# Module 

In [2]:
import re

# Code 

## Backreference

In [50]:
pair_pattern = re.compile(r".*(.).*\1")

In [51]:
a = re.match(
    pattern=pair_pattern,
    string="77534"
)

In [53]:
a.group(0)

'77'

In [54]:
a.group(1)

'7'

In [28]:
pair_pattern.match("7171").group()

'7171'

## re.match vs search 

In [32]:
match = re.match("c", 'abc')
match 

In [33]:
match = re.search("c", 'abc')
match 

<_sre.SRE_Match object; span=(2, 3), match='c'>

In [34]:
match = re.search("^c", 'abc')
match 

## re.split 

In [35]:
re.split(r'\W+', 'Words, words, words.')

['Words', 'words', 'words', '']

In [36]:

re.split(r'(\W+)', 'Words, words, words.')

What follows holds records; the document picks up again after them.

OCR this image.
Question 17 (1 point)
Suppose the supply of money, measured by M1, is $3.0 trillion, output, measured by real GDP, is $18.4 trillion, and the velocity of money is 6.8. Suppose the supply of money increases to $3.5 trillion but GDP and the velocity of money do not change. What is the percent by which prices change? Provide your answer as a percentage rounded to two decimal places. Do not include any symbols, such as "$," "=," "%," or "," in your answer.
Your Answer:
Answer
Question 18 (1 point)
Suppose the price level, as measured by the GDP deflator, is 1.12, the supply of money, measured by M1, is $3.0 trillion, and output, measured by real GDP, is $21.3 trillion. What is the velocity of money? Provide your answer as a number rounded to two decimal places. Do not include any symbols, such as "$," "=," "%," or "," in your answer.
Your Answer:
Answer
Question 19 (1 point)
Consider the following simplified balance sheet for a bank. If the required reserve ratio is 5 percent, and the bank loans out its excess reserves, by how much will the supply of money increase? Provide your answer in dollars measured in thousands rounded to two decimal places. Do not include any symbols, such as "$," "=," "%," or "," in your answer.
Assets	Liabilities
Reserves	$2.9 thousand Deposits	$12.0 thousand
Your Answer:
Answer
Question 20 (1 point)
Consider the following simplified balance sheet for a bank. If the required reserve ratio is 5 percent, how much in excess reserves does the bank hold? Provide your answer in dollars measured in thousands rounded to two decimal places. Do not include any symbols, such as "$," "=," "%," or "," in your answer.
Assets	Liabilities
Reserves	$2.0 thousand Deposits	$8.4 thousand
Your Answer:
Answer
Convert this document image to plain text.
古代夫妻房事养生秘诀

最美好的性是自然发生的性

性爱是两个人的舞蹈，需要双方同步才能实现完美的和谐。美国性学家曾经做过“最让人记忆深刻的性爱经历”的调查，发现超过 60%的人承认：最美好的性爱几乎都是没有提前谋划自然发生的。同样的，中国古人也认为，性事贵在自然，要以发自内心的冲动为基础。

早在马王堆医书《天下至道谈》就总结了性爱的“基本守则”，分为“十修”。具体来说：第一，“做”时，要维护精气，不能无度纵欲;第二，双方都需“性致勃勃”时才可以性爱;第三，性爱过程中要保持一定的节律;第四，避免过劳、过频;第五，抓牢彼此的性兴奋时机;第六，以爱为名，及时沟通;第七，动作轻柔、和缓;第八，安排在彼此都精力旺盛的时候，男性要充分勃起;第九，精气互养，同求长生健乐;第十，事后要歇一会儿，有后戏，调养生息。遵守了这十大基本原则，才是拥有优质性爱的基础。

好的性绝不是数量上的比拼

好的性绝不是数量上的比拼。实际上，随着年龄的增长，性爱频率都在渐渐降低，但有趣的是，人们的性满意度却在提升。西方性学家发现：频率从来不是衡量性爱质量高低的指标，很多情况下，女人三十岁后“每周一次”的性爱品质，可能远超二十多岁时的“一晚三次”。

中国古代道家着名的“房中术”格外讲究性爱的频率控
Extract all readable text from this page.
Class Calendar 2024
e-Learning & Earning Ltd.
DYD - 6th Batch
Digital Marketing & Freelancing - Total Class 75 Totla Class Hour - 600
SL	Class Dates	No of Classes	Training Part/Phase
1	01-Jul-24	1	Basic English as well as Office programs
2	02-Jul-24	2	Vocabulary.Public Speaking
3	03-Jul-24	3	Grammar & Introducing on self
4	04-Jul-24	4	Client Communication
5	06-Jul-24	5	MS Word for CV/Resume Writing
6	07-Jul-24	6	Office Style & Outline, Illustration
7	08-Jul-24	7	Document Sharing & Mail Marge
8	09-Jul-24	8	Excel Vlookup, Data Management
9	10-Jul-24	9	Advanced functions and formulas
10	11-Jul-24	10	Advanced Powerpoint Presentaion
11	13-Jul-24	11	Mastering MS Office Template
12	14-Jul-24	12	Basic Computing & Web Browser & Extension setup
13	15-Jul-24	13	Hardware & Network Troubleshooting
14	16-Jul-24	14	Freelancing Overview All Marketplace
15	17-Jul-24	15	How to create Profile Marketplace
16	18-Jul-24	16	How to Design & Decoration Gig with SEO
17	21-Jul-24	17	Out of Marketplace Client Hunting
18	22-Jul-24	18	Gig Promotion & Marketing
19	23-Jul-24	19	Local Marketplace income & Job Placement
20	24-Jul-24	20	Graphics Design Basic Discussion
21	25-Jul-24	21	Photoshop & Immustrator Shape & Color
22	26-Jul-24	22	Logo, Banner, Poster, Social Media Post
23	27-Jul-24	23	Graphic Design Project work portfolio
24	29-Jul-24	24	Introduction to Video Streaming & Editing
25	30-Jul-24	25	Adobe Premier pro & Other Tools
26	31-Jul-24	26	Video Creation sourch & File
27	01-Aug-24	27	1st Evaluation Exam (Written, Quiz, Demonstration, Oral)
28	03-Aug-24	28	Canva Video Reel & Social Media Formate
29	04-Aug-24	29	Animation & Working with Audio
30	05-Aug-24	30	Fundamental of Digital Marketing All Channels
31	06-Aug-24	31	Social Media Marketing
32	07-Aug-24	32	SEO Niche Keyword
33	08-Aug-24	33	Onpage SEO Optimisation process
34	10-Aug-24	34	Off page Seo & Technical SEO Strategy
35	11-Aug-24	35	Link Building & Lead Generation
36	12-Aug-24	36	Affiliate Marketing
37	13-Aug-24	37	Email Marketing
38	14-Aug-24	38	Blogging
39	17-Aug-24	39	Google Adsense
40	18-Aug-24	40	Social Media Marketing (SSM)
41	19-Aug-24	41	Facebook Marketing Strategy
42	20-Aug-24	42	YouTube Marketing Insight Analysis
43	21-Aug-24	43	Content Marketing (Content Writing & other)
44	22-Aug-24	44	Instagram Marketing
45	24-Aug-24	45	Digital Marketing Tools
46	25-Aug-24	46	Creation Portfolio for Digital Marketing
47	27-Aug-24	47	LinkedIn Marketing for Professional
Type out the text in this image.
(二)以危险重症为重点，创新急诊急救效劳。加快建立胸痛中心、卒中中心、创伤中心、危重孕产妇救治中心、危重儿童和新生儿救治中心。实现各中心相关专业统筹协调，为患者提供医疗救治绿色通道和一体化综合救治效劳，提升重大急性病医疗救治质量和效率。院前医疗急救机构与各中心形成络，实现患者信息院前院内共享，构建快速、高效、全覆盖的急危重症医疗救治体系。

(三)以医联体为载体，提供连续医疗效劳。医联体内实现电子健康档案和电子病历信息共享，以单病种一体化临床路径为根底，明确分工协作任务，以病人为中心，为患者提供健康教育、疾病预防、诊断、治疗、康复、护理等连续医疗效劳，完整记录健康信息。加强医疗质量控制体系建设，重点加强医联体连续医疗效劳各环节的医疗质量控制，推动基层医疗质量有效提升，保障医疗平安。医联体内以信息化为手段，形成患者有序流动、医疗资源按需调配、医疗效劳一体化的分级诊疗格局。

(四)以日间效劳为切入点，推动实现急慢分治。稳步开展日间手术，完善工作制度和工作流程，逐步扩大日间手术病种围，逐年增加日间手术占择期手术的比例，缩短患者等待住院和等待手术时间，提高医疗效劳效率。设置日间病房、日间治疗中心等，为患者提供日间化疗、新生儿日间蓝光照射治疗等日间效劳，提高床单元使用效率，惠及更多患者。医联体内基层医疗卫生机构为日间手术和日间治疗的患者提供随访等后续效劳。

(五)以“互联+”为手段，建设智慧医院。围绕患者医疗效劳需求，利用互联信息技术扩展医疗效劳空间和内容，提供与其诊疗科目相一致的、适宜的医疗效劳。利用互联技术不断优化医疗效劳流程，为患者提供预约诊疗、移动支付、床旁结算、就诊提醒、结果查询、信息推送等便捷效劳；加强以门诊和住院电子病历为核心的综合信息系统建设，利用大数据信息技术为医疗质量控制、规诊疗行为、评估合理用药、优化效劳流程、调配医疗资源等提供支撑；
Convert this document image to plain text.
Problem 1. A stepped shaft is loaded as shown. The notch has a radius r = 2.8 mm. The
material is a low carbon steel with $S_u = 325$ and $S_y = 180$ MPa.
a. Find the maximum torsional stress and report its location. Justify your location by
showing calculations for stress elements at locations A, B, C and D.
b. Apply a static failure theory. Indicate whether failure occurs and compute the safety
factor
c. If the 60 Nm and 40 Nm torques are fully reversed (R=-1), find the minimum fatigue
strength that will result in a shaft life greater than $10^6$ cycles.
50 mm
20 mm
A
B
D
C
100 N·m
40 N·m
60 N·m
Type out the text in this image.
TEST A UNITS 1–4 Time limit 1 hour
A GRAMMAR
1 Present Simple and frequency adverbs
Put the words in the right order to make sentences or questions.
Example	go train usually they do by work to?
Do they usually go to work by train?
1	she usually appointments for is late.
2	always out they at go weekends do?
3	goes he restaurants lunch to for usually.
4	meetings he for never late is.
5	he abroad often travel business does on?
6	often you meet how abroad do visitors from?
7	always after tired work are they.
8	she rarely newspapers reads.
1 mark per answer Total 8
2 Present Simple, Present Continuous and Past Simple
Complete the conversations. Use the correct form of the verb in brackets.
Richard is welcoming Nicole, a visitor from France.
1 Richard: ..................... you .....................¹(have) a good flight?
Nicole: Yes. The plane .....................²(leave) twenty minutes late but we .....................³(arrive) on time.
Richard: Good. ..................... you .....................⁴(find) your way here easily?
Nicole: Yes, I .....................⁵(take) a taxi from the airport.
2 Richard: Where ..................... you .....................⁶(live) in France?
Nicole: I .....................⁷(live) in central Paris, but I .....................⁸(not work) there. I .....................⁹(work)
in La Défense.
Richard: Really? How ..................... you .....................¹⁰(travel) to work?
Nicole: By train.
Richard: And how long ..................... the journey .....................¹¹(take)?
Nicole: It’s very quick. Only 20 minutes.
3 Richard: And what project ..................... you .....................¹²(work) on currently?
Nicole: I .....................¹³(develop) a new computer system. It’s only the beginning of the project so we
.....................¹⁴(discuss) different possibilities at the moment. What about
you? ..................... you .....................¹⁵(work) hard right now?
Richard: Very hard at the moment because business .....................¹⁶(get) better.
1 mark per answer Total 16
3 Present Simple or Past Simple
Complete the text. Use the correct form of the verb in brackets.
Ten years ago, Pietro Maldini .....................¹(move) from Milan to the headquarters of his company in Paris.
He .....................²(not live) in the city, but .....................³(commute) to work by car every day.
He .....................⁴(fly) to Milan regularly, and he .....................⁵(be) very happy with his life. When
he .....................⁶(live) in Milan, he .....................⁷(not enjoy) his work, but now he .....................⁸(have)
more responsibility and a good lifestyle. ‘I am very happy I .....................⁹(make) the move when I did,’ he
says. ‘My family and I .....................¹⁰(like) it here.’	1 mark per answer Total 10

['Words', ', ', 'words', ', ', 'words', '.', '']

In [37]:

re.split(r'\W+', 'Words, words, words.', 1)

['Words', 'words, words.']

## Raw string notation 

In [63]:
print(re.findall(r"\\section", "\section"))
print(re.findall("\\\\section", "\section"))
print(re.findall("\\section", "\section"))

['\\section']
['\\section']
[]


In [57]:
print(re.findall(r"\\", "\\"))
print(re.findall("\\\\", "\\"))
print(re.findall("\\", "\\"))

['\\']
['\\']


error: bad escape (end of pattern) at position 0

In [44]:
re.findall(r"\w", "hah")

['h', 'a', 'h']

# Use Cases 

## Key words matching 

In [69]:
strings = [
    "恐怖",
    "恐怖袭击",
    "恐--怖",
    "83恐==-怖0--0"
]
key_word = "恐怖"
pattern = '.*'.join(key_word)  # Converts 'djm' to 'd.*j.*m'
regex = re.compile(pattern)  # Compiles a regex.

for s in strings:
    match = re.findall(pattern, s)
    print(s)
    print(match)
    print()

恐怖
['恐怖']

恐怖袭击
['恐怖']

恐--怖
['恐--怖']

83恐==-怖0--0
['恐==-怖']



## Filter special char 

In [71]:
text = "you are 834 *@#$%^&*(())"
string = re.sub('[0-9’!"#$%&\'()*+,-./:;<=>?@，。?★、…【】《》？丶“”‘’！[\\]^_`{|}~\s]+', "", text)
string

'youare'

## Content between two marks

In [4]:
begin = "<"
end = ">"
string = "<hah><ffd>"

pat = re.compile(begin+'(.*?)'+end,re.S)
non_greedy_result = pat.findall(string)
pat = re.compile(begin+'(.*)'+end,re.S)
greedy_result = pat.findall(string)
print(f"Non-greedy result: {non_greedy_result}")
print(f"Greedy result: {greedy_result}")

Non-greedy result: ['hah', 'ffd']
Greedy result: ['hah><ffd']